Currently, there’s no head coach in place at LSU, and six of the top seven players in the state of Louisiana are still committed to LSU. That includes a pair of five-star prospects.
Compare that to Mississippi where Ole Miss, a top five team, has a commitment from one of the top 14 players in the state. Tennessee, Auburn, Alabama, Florida, LSU and Colorado have come in to snag players.
In the next cycle, Louisiana boasts a quartet of five-star prospects ranked in the top 18 players in the country. That faucet never dries up.
No coach in his right mind would abandon the transfer portal in this era, but high school recruiting is still a major piece to the roster building puzzle, and LSU advantages in that space still very much exist. It’s about marrying the two together.
Kiffin has never been considered a great recruiter. Not even good. But that’s what a staff and a support system are designed to help with. LSU’s collective and booster base helped land this top-ranked portal haul under the old guidelines.
Unquestionably, Kiffin’s run at Ole Miss has been better than LSU’s simultaneous results. The Rebels are on the doorstep of the CFP with the first 11-win regular season in school history.
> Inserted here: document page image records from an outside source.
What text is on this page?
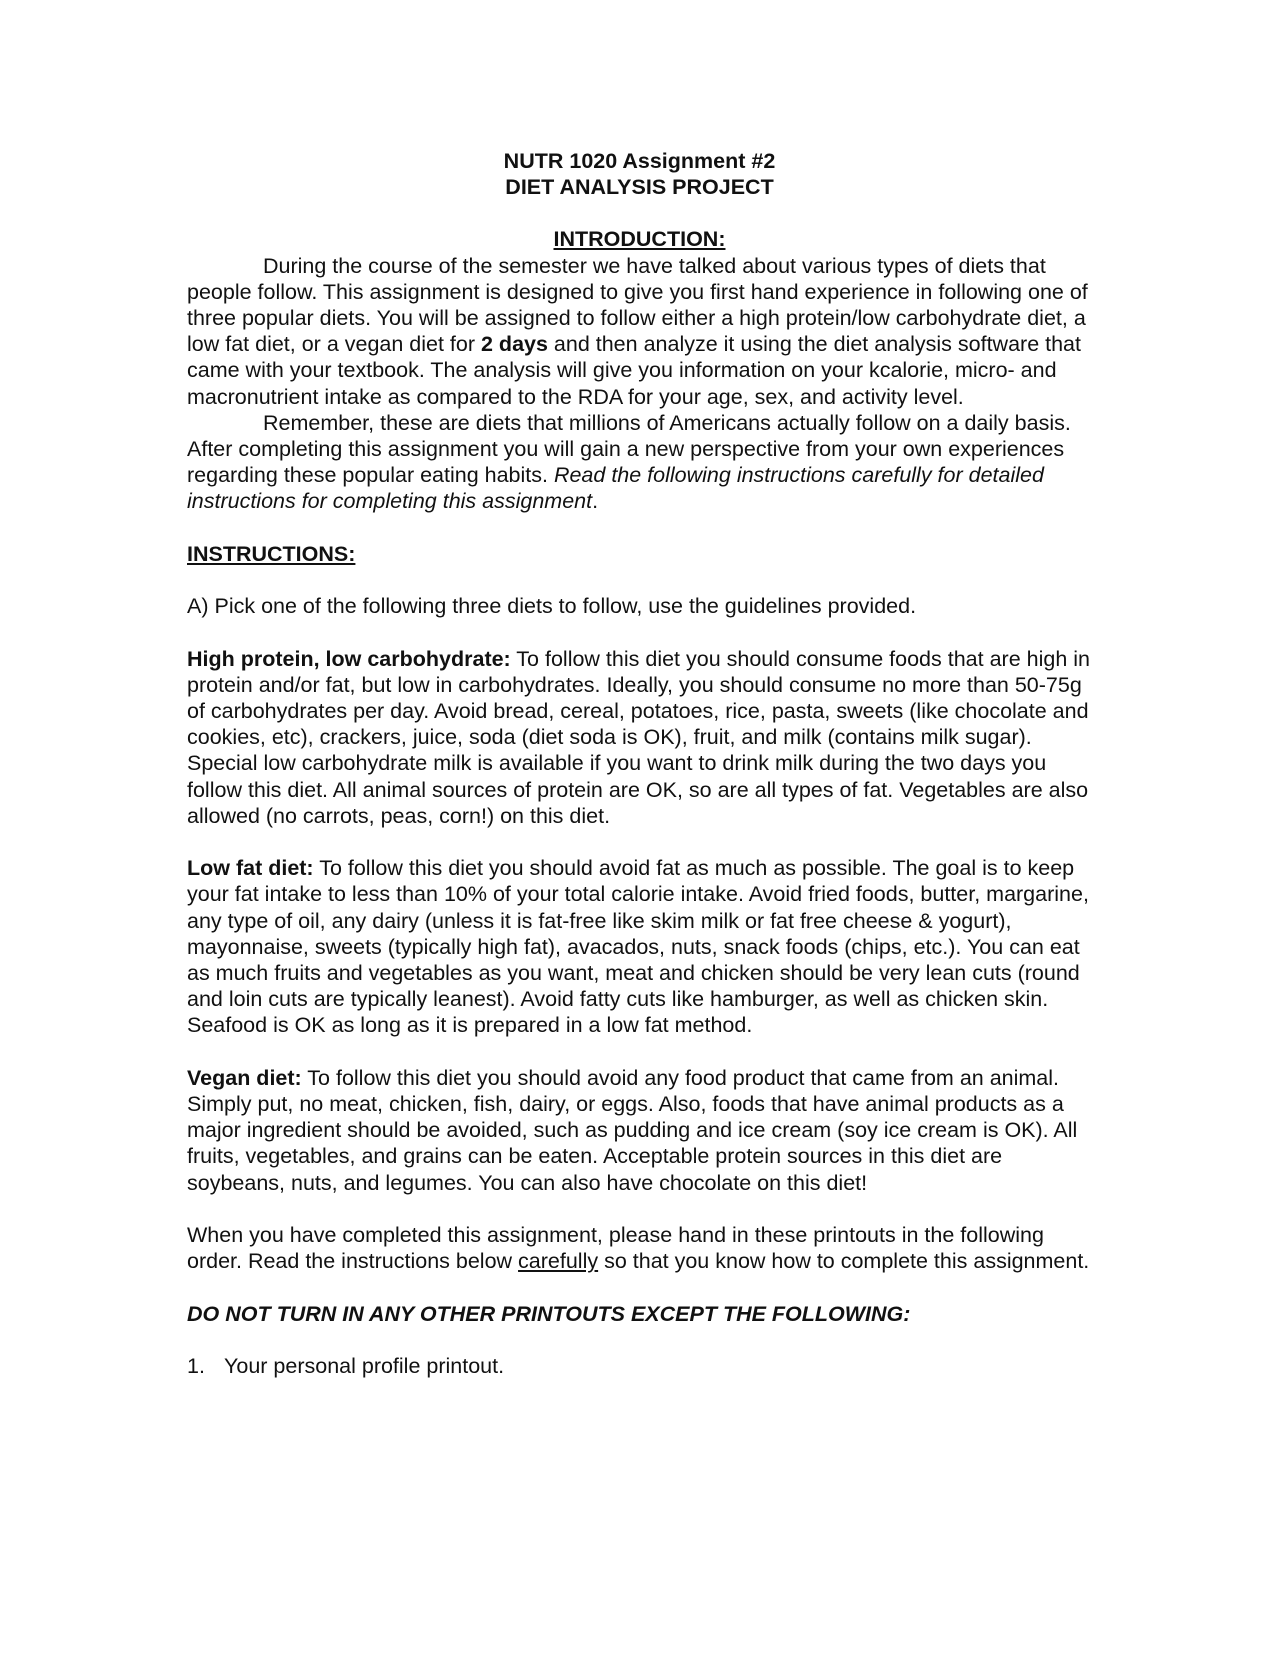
NUTR 1020 Assignment #2

DIET ANALYSIS PROJECT

INTRODUCTION:

During the course of the semester we have talked about various types of diets that people follow. This assignment is designed to give you first hand experience in following one of three popular diets. You will be assigned to follow either a high protein/low carbohydrate diet, a low fat diet, or a vegan diet for 2 days and then analyze it using the diet analysis software that came with your textbook. The analysis will give you information on your kcalorie, micro- and macronutrient intake as compared to the RDA for your age, sex, and activity level.

Remember, these are diets that millions of Americans actually follow on a daily basis. After completing this assignment you will gain a new perspective from your own experiences regarding these popular eating habits. Read the following instructions carefully for detailed instructions for completing this assignment.

INSTRUCTIONS:

A) Pick one of the following three diets to follow, use the guidelines provided.

High protein, low carbohydrate: To follow this diet you should consume foods that are high in protein and/or fat, but low in carbohydrates. Ideally, you should consume no more than 50-75g of carbohydrates per day. Avoid bread, cereal, potatoes, rice, pasta, sweets (like chocolate and cookies, etc), crackers, juice, soda (diet soda is OK), fruit, and milk (contains milk sugar). Special low carbohydrate milk is available if you want to drink milk during the two days you follow this diet. All animal sources of protein are OK, so are all types of fat. Vegetables are also allowed (no carrots, peas, corn!) on this diet.

Low fat diet: To follow this diet you should avoid fat as much as possible. The goal is to keep your fat intake to less than 10% of your total calorie intake. Avoid fried foods, butter, margarine, any type of oil, any dairy (unless it is fat-free like skim milk or fat free cheese & yogurt), mayonnaise, sweets (typically high fat), avacados, nuts, snack foods (chips, etc.). You can eat as much fruits and vegetables as you want, meat and chicken should be very lean cuts (round and loin cuts are typically leanest). Avoid fatty cuts like hamburger, as well as chicken skin. Seafood is OK as long as it is prepared in a low fat method.

Vegan diet: To follow this diet you should avoid any food product that came from an animal. Simply put, no meat, chicken, fish, dairy, or eggs. Also, foods that have animal products as a major ingredient should be avoided, such as pudding and ice cream (soy ice cream is OK). All fruits, vegetables, and grains can be eaten. Acceptable protein sources in this diet are soybeans, nuts, and legumes. You can also have chocolate on this diet!

When you have completed this assignment, please hand in these printouts in the following order. Read the instructions below carefully so that you know how to complete this assignment.

DO NOT TURN IN ANY OTHER PRINTOUTS EXCEPT THE FOLLOWING:

1. Your personal profile printout.
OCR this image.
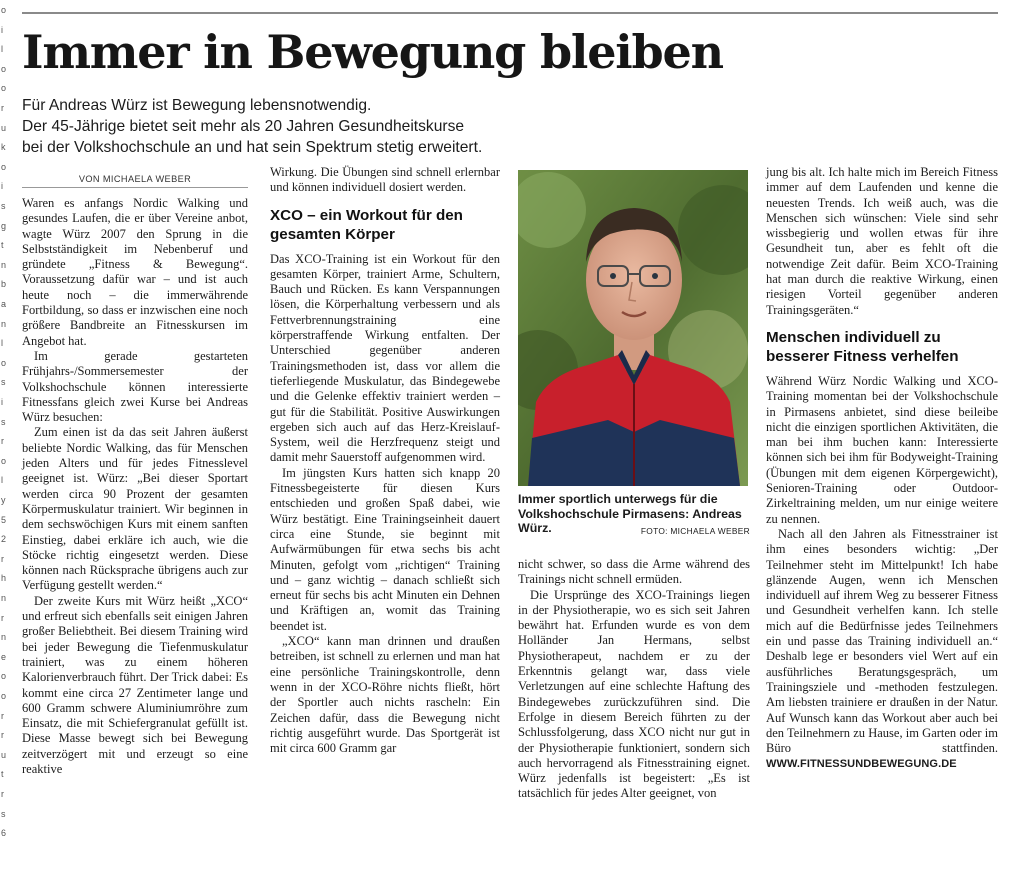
o
i
l
o
o
r
u
k
o
i
s
g
t
n
b
a
n
l
o
s
i
s
r
o
l
y
5
2
r
h
n
r
n
e
o
o
r
r
u
t
r
s
6
Immer in Bewegung bleiben
Für Andreas Würz ist Bewegung lebensnotwendig.
Der 45-Jährige bietet seit mehr als 20 Jahren Gesundheitskurse
bei der Volkshochschule an und hat sein Spektrum stetig erweitert.
VON MICHAELA WEBER

Waren es anfangs Nordic Walking und gesundes Laufen, die er über Vereine anbot, wagte Würz 2007 den Sprung in die Selbstständigkeit im Nebenberuf und gründete „Fitness & Bewegung“. Voraussetzung dafür war – und ist auch heute noch – die immerwährende Fortbildung, so dass er inzwischen eine noch größere Bandbreite an Fitnesskursen im Angebot hat.

Im gerade gestarteten Frühjahrs-/Sommersemester der Volkshochschule können interessierte Fitnessfans gleich zwei Kurse bei Andreas Würz besuchen:

Zum einen ist da das seit Jahren äußerst beliebte Nordic Walking, das für Menschen jeden Alters und für jedes Fitnesslevel geeignet ist. Würz: „Bei dieser Sportart werden circa 90 Prozent der gesamten Körpermuskulatur trainiert. Wir beginnen in dem sechswöchigen Kurs mit einem sanften Einstieg, dabei erkläre ich auch, wie die Stöcke richtig eingesetzt werden. Diese können nach Rücksprache übrigens auch zur Verfügung gestellt werden.“

Der zweite Kurs mit Würz heißt „XCO“ und erfreut sich ebenfalls seit einigen Jahren großer Beliebtheit. Bei diesem Training wird bei jeder Bewegung die Tiefenmuskulatur trainiert, was zu einem höheren Kalorienverbrauch führt. Der Trick dabei: Es kommt eine circa 27 Zentimeter lange und 600 Gramm schwere Aluminiumröhre zum Einsatz, die mit Schiefergranulat gefüllt ist. Diese Masse bewegt sich bei Bewegung zeitverzögert mit und erzeugt so eine reaktive

Wirkung. Die Übungen sind schnell erlernbar und können individuell dosiert werden.

XCO – ein Workout für den gesamten Körper

Das XCO-Training ist ein Workout für den gesamten Körper, trainiert Arme, Schultern, Bauch und Rücken. Es kann Verspannungen lösen, die Körperhaltung verbessern und als Fettverbrennungstraining eine körperstraffende Wirkung entfalten. Der Unterschied gegenüber anderen Trainingsmethoden ist, dass vor allem die tieferliegende Muskulatur, das Bindegewebe und die Gelenke effektiv trainiert werden – gut für die Stabilität. Positive Auswirkungen ergeben sich auch auf das Herz-Kreislauf-System, weil die Herzfrequenz steigt und damit mehr Sauerstoff aufgenommen wird.

Im jüngsten Kurs hatten sich knapp 20 Fitnessbegeisterte für diesen Kurs entschieden und großen Spaß dabei, wie Würz bestätigt. Eine Trainingseinheit dauert circa eine Stunde, sie beginnt mit Aufwärmübungen für etwa sechs bis acht Minuten, gefolgt vom „richtigen“ Training und – ganz wichtig – danach schließt sich erneut für sechs bis acht Minuten ein Dehnen und Kräftigen an, womit das Training beendet ist.

„XCO“ kann man drinnen und draußen betreiben, ist schnell zu erlernen und man hat eine persönliche Trainingskontrolle, denn wenn in der XCO-Röhre nichts fließt, hört der Sportler auch nichts rascheln: Ein Zeichen dafür, dass die Bewegung nicht richtig ausgeführt wurde. Das Sportgerät ist mit circa 600 Gramm gar

Immer sportlich unterwegs für die Volkshochschule Pirmasens: Andreas Würz.	FOTO: MICHAELA WEBER

nicht schwer, so dass die Arme während des Trainings nicht schnell ermüden.

Die Ursprünge des XCO-Trainings liegen in der Physiotherapie, wo es sich seit Jahren bewährt hat. Erfunden wurde es von dem Holländer Jan Hermans, selbst Physiotherapeut, nachdem er zu der Erkenntnis gelangt war, dass viele Verletzungen auf eine schlechte Haftung des Bindegewebes zurückzuführen sind. Die Erfolge in diesem Bereich führten zu der Schlussfolgerung, dass XCO nicht nur gut in der Physiotherapie funktioniert, sondern sich auch hervorragend als Fitnesstraining eignet. Würz jedenfalls ist begeistert: „Es ist tatsächlich für jedes Alter geeignet, von

jung bis alt. Ich halte mich im Bereich Fitness immer auf dem Laufenden und kenne die neuesten Trends. Ich weiß auch, was die Menschen sich wünschen: Viele sind sehr wissbegierig und wollen etwas für ihre Gesundheit tun, aber es fehlt oft die notwendige Zeit dafür. Beim XCO-Training hat man durch die reaktive Wirkung, einen riesigen Vorteil gegenüber anderen Trainingsgeräten.“

Menschen individuell zu besserer Fitness verhelfen

Während Würz Nordic Walking und XCO-Training momentan bei der Volkshochschule in Pirmasens anbietet, sind diese beileibe nicht die einzigen sportlichen Aktivitäten, die man bei ihm buchen kann: Interessierte können sich bei ihm für Bodyweight-Training (Übungen mit dem eigenen Körpergewicht), Senioren-Training oder Outdoor-Zirkeltraining melden, um nur einige weitere zu nennen.

Nach all den Jahren als Fitnesstrainer ist ihm eines besonders wichtig: „Der Teilnehmer steht im Mittelpunkt! Ich habe glänzende Augen, wenn ich Menschen individuell auf ihrem Weg zu besserer Fitness und Gesundheit verhelfen kann. Ich stelle mich auf die Bedürfnisse jedes Teilnehmers ein und passe das Training individuell an.“ Deshalb lege er besonders viel Wert auf ein ausführliches Beratungsgespräch, um Trainingsziele und -methoden festzulegen. Am liebsten trainiere er draußen in der Natur. Auf Wunsch kann das Workout aber auch bei den Teilnehmern zu Hause, im Garten oder im Büro stattfinden. WWW.FITNESSUNDBEWEGUNG.DE
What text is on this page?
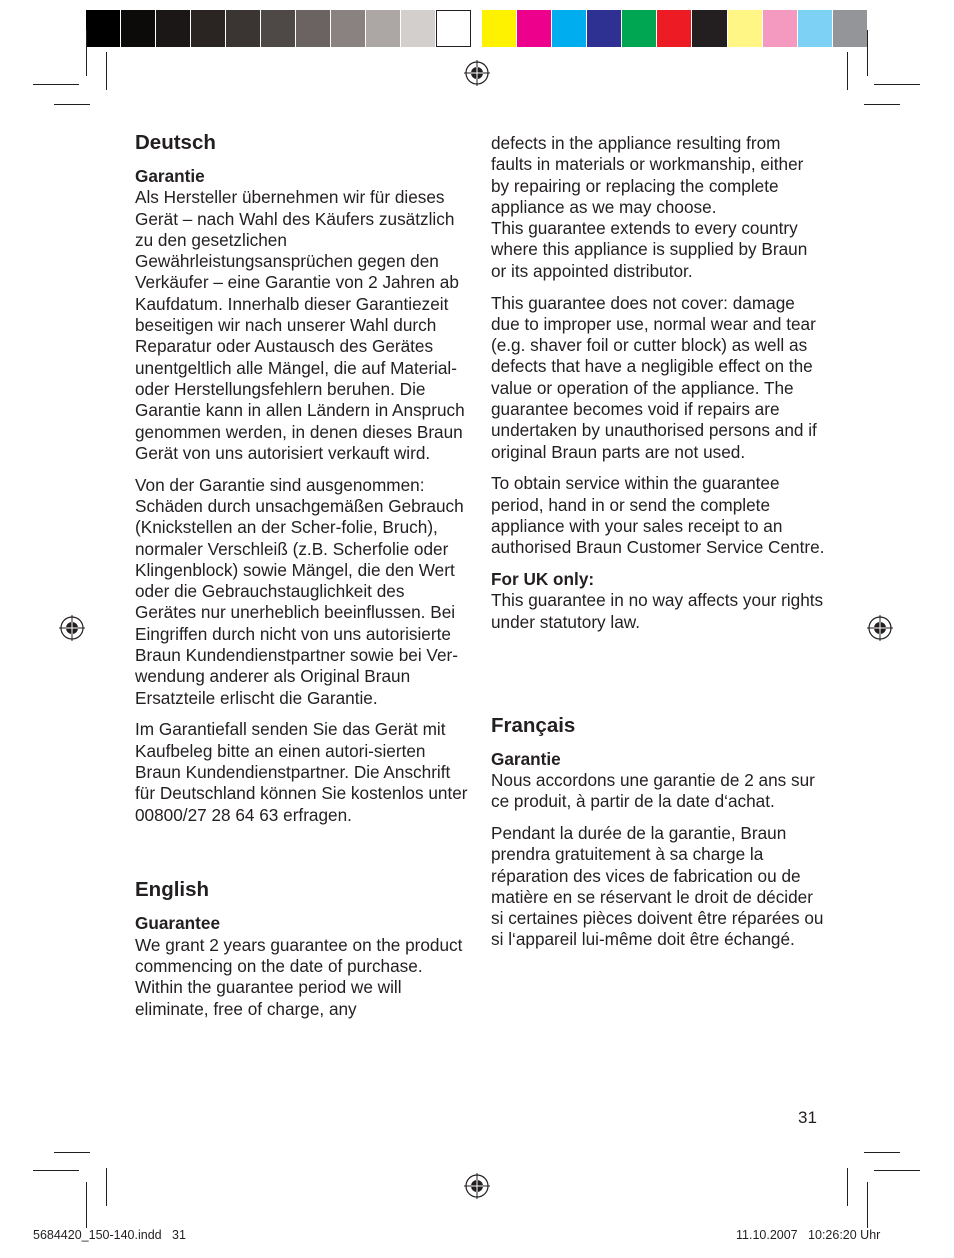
Deutsch
Garantie

Als Hersteller übernehmen wir für dieses Gerät – nach Wahl des Käufers zusätzlich zu den gesetzlichen Gewährleistungsansprüchen gegen den Verkäufer – eine Garantie von 2 Jahren ab Kaufdatum. Innerhalb dieser Garantiezeit beseitigen wir nach unserer Wahl durch Reparatur oder Austausch des Gerätes unentgeltlich alle Mängel, die auf Material- oder Herstellungsfehlern beruhen. Die Garantie kann in allen Ländern in Anspruch genommen werden, in denen dieses Braun Gerät von uns autorisiert verkauft wird.

Von der Garantie sind ausgenommen: Schäden durch unsachgemäßen Gebrauch (Knickstellen an der Scher-folie, Bruch), normaler Verschleiß (z.B. Scherfolie oder Klingenblock) sowie Mängel, die den Wert oder die Gebrauchstauglichkeit des Gerätes nur unerheblich beeinflussen. Bei Eingriffen durch nicht von uns autorisierte Braun Kundendienstpartner sowie bei Ver-wendung anderer als Original Braun Ersatzteile erlischt die Garantie.

Im Garantiefall senden Sie das Gerät mit Kaufbeleg bitte an einen autori-sierten Braun Kundendienstpartner. Die Anschrift für Deutschland können Sie kostenlos unter 00800/27 28 64 63 erfragen.

English
Guarantee

We grant 2 years guarantee on the product commencing on the date of purchase. Within the guarantee period we will eliminate, free of charge, any

defects in the appliance resulting from faults in materials or workmanship, either by repairing or replacing the complete appliance as we may choose.

This guarantee extends to every country where this appliance is supplied by Braun or its appointed distributor.

This guarantee does not cover: damage due to improper use, normal wear and tear (e.g. shaver foil or cutter block) as well as defects that have a negligible effect on the value or operation of the appliance. The guarantee becomes void if repairs are undertaken by unauthorised persons and if original Braun parts are not used.

To obtain service within the guarantee period, hand in or send the complete appliance with your sales receipt to an authorised Braun Customer Service Centre.

For UK only:

This guarantee in no way affects your rights under statutory law.

Français
Garantie

Nous accordons une garantie de 2 ans sur ce produit, à partir de la date d‘achat.

Pendant la durée de la garantie, Braun prendra gratuitement à sa charge la réparation des vices de fabrication ou de matière en se réservant le droit de décider si certaines pièces doivent être réparées ou si l‘appareil lui-même doit être échangé.

31
5684420_150-140.indd   31	11.10.2007   10:26:20 Uhr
Kiffin doesn’t have to doubt whether or not his current program can trade punches with the big boys. He crushed Georgia last season, held a nine-point fourth quarter lead in Athens this year, went to Norman and won and has taken two of three from LSU.
So, why leave?
Perhaps he feels that more direct access to homegrown future pros, 40,000 more seats in a home stadium and a brand more powerful in the national picture provides the margin to go from “in the fight” to “holding the belt”.
He’ll just have to leave the ring in this round to look toward the next fight.